Calvin the preacher
Nearly 500 people marked the 500th anniversary of Calvin’s birth when they attended the 2009 Evangelical Library lecture, at Bethesda Baptist Church in Kensington Place, London.
The lecture was given by Dr Derek Thomas, professor of systematic and practical theology at the Reformed Theological Seminary, Mississippi, who spoke on ‘The majesty of God in the preaching of John Calvin’.
Dr Thomas said that Calvin could be regarded as a theologian, controversialist, letter writer and Bible commentator, but was especially a preacher. Calvin’s regular routine involved preaching twice on Sundays and also on week nights. In the last 15 years of his life, he preached ten sermons a fortnight. During that period, 2300 sermons were taken down in shorthand, resulting in some 44 volumes of books.

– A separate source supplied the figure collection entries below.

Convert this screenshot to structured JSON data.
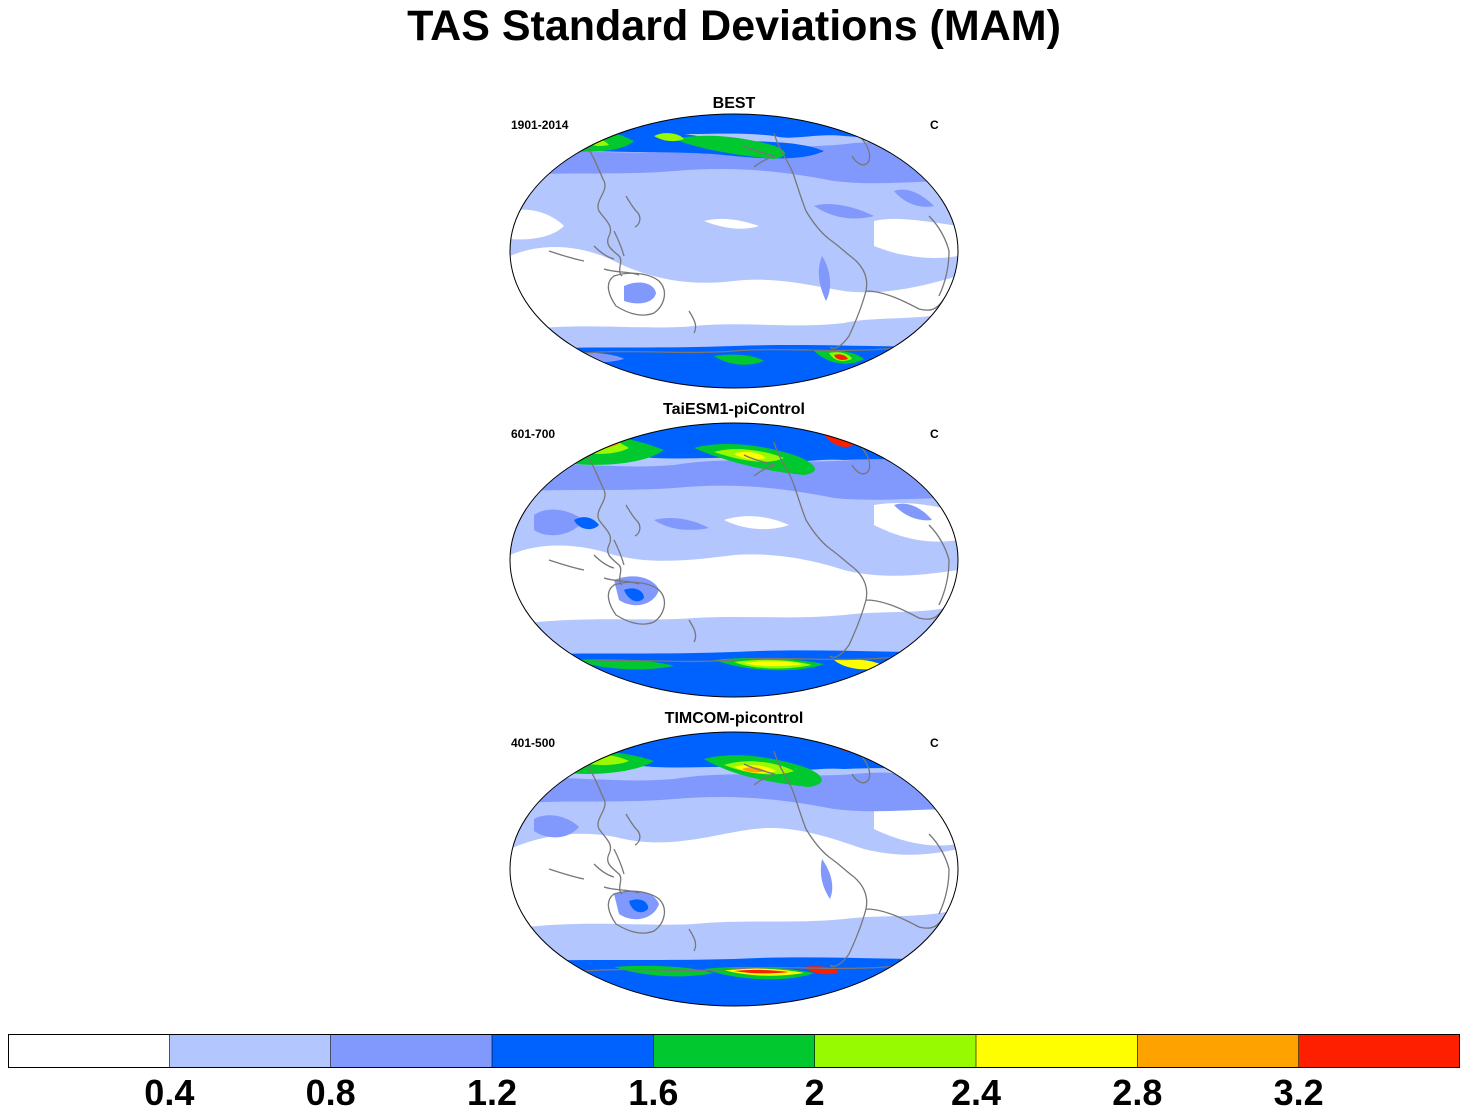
{
  "title": "TAS Standard Deviations (MAM)",
  "panels": [
    {
      "title": "BEST",
      "period": "1901-2014",
      "units": "C"
    },
    {
      "title": "TaiESM1-piControl",
      "period": "601-700",
      "units": "C"
    },
    {
      "title": "TIMCOM-picontrol",
      "period": "401-500",
      "units": "C"
    }
  ],
  "colorbar": {
    "colors": [
      "#ffffff",
      "#b4c6fe",
      "#8199fc",
      "#0062fe",
      "#00c82e",
      "#98fa00",
      "#fefe00",
      "#fea200",
      "#fe1e00"
    ],
    "levels": [
      "0.4",
      "0.8",
      "1.2",
      "1.6",
      "2",
      "2.4",
      "2.8",
      "3.2"
    ]
  },
  "land_color": "#777777"
}
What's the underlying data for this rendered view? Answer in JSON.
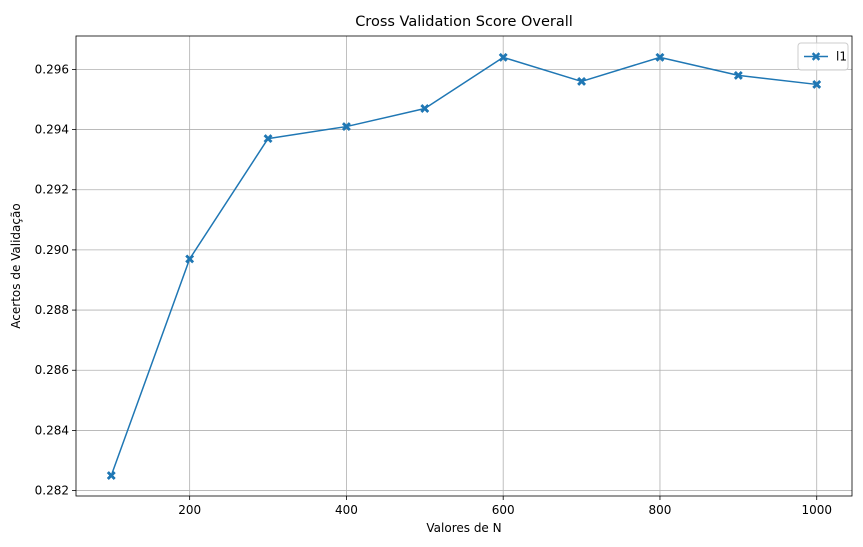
{
  "chart_data": {
    "type": "line",
    "title": "Cross Validation Score Overall",
    "xlabel": "Valores de N",
    "ylabel": "Acertos de Validação",
    "x": [
      100,
      200,
      300,
      400,
      500,
      600,
      700,
      800,
      900,
      1000
    ],
    "series": [
      {
        "name": "l1",
        "values": [
          0.2825,
          0.2897,
          0.2937,
          0.2941,
          0.2947,
          0.2964,
          0.2956,
          0.2964,
          0.2958,
          0.2955
        ],
        "color": "#1f77b4",
        "marker": "x-filled"
      }
    ],
    "xticks": [
      200,
      400,
      600,
      800,
      1000
    ],
    "xtick_labels": [
      "200",
      "400",
      "600",
      "800",
      "1000"
    ],
    "yticks": [
      0.282,
      0.284,
      0.286,
      0.288,
      0.29,
      0.292,
      0.294,
      0.296
    ],
    "ytick_labels": [
      "0.282",
      "0.284",
      "0.286",
      "0.288",
      "0.290",
      "0.292",
      "0.294",
      "0.296"
    ],
    "xlim": [
      55,
      1045
    ],
    "ylim": [
      0.28182,
      0.29711
    ],
    "grid": true,
    "legend_position": "top-right"
  }
}
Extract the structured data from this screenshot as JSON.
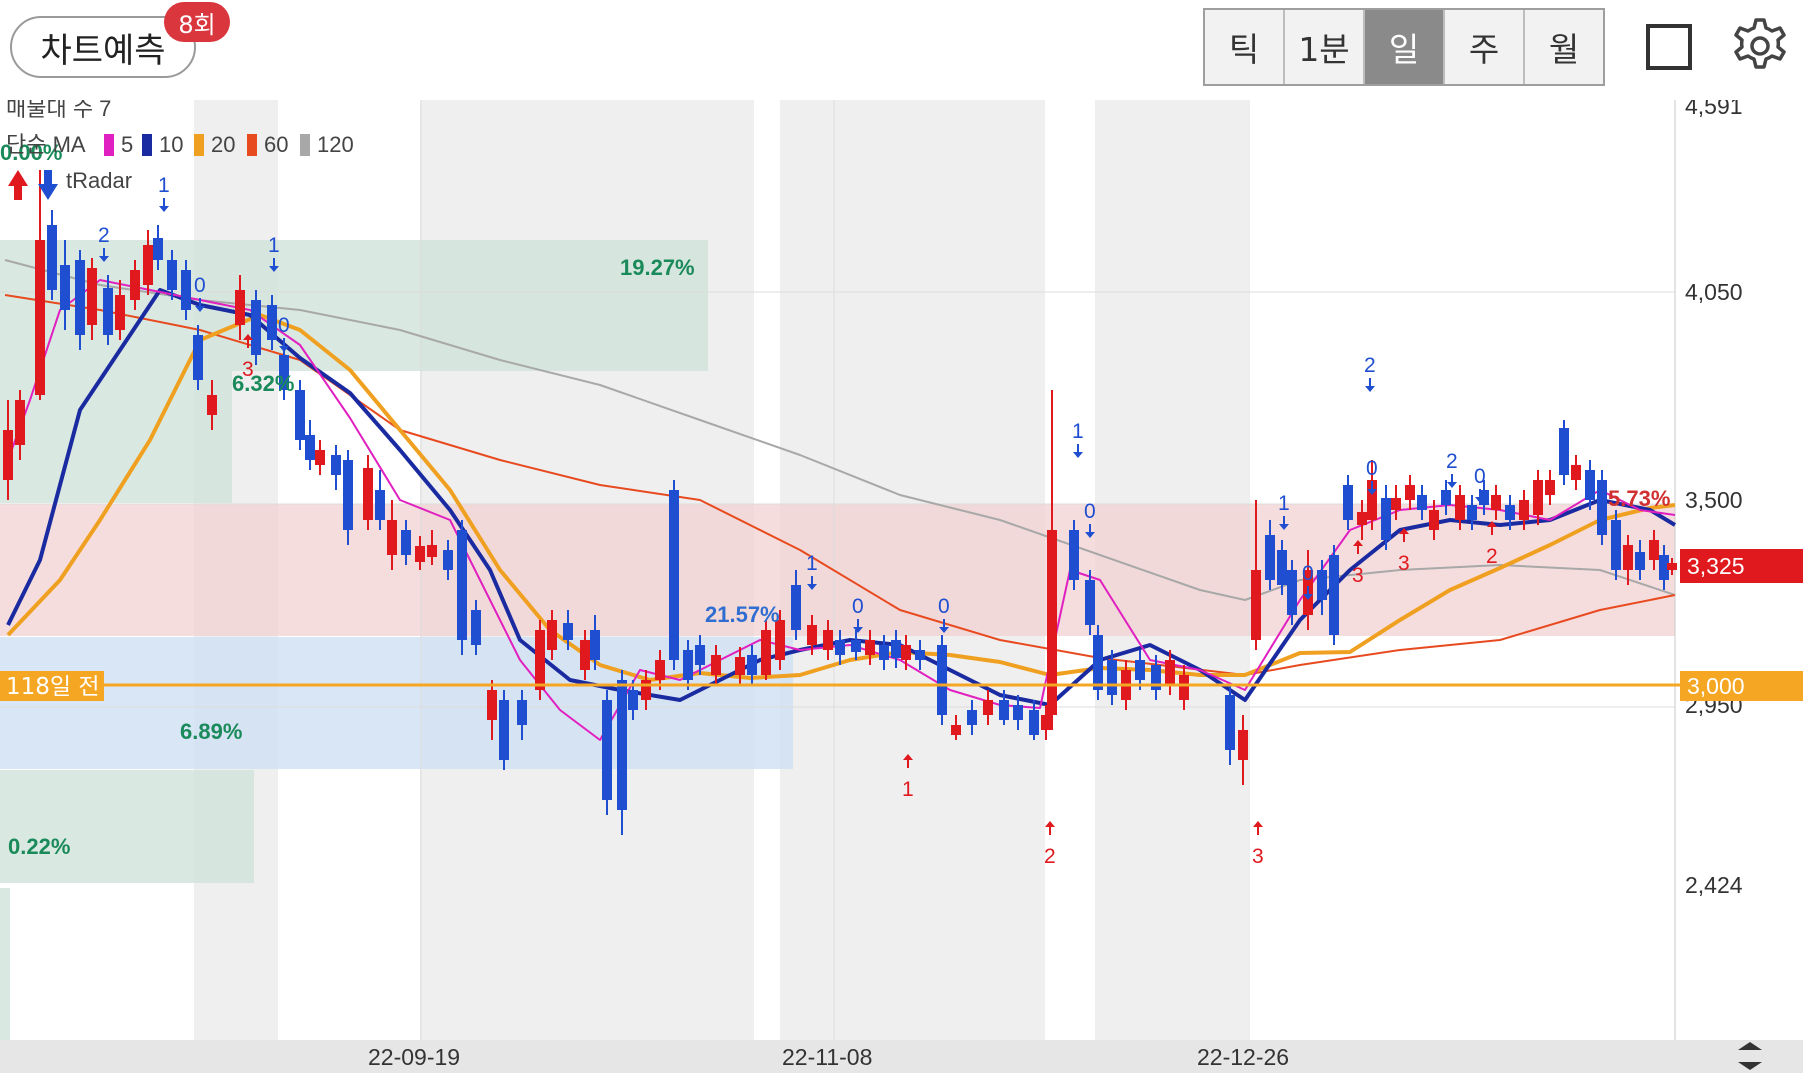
{
  "header": {
    "predict_label": "차트예측",
    "predict_badge": "8회",
    "period_tabs": [
      {
        "label": "틱",
        "active": false
      },
      {
        "label": "1분",
        "active": false
      },
      {
        "label": "일",
        "active": true
      },
      {
        "label": "주",
        "active": false
      },
      {
        "label": "월",
        "active": false
      }
    ],
    "icons": {
      "layout": "square-outline-icon",
      "settings": "gear-icon"
    }
  },
  "legend": {
    "volume_profile": "매물대 수 7",
    "ma_prefix": "단순 MA",
    "ma_items": [
      {
        "label": "5",
        "color": "#e020c0"
      },
      {
        "label": "10",
        "color": "#1a2aa0"
      },
      {
        "label": "20",
        "color": "#f0a020"
      },
      {
        "label": "60",
        "color": "#e84a20"
      },
      {
        "label": "120",
        "color": "#a8a8a8"
      }
    ],
    "tradar": "tRadar"
  },
  "chart_data": {
    "type": "candlestick",
    "y_axis_ticks": [
      "4,591",
      "4,050",
      "3,500",
      "2,950",
      "2,424"
    ],
    "x_axis_ticks": [
      "22-09-19",
      "22-11-08",
      "22-12-26"
    ],
    "current_price": "3,325",
    "reference_line": {
      "label": "118일 전",
      "price": "3,000"
    },
    "zone_percents": [
      "19.27%",
      "6.32%",
      "21.57%",
      "6.89%",
      "0.22%",
      "5.73%",
      "0.00%"
    ],
    "signals": [
      "1",
      "2",
      "1",
      "0",
      "0",
      "3",
      "1",
      "0",
      "0",
      "1",
      "1",
      "0",
      "2",
      "3",
      "1",
      "0",
      "2",
      "0",
      "2",
      "3",
      "0",
      "3",
      "2"
    ],
    "colors": {
      "up": "#e0191f",
      "down": "#1f4fd0",
      "price_tag": "#e0191f",
      "reference": "#f5a623"
    }
  }
}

Dr Thomas drew attention to four aspects of Calvin’s preaching. First was his commitment to the lectio continua method. Although Calvin would break from series preaching at Christmas and Easter, he preached through books of the Bible most of the time. This led to series of sermons on such books as Deuteronomy, Ezekiel, Acts and Ephesians.
Second was Calvin’s commitment to expository preaching. He rejected medieval allegorical methods and sought to expound Scripture in its historical context.
Then there was the simplicity of his preaching. He was committed to the clarity of Scripture; he avoided technical words and often used common everyday phrases.
Derek Thomas’ final point was the God-centredness of Calvin’s preaching. For this, he explored published sermon 147 on Job, which he summarised using actual quotations to show how Calvin filled his preaching with a sense of God.
Things have changed much since Calvin’s day, but attendees were urged to be committed to expository preaching through the Bible and to believe in the efficacy of the ordinary means of grace, especially the preaching of the Word.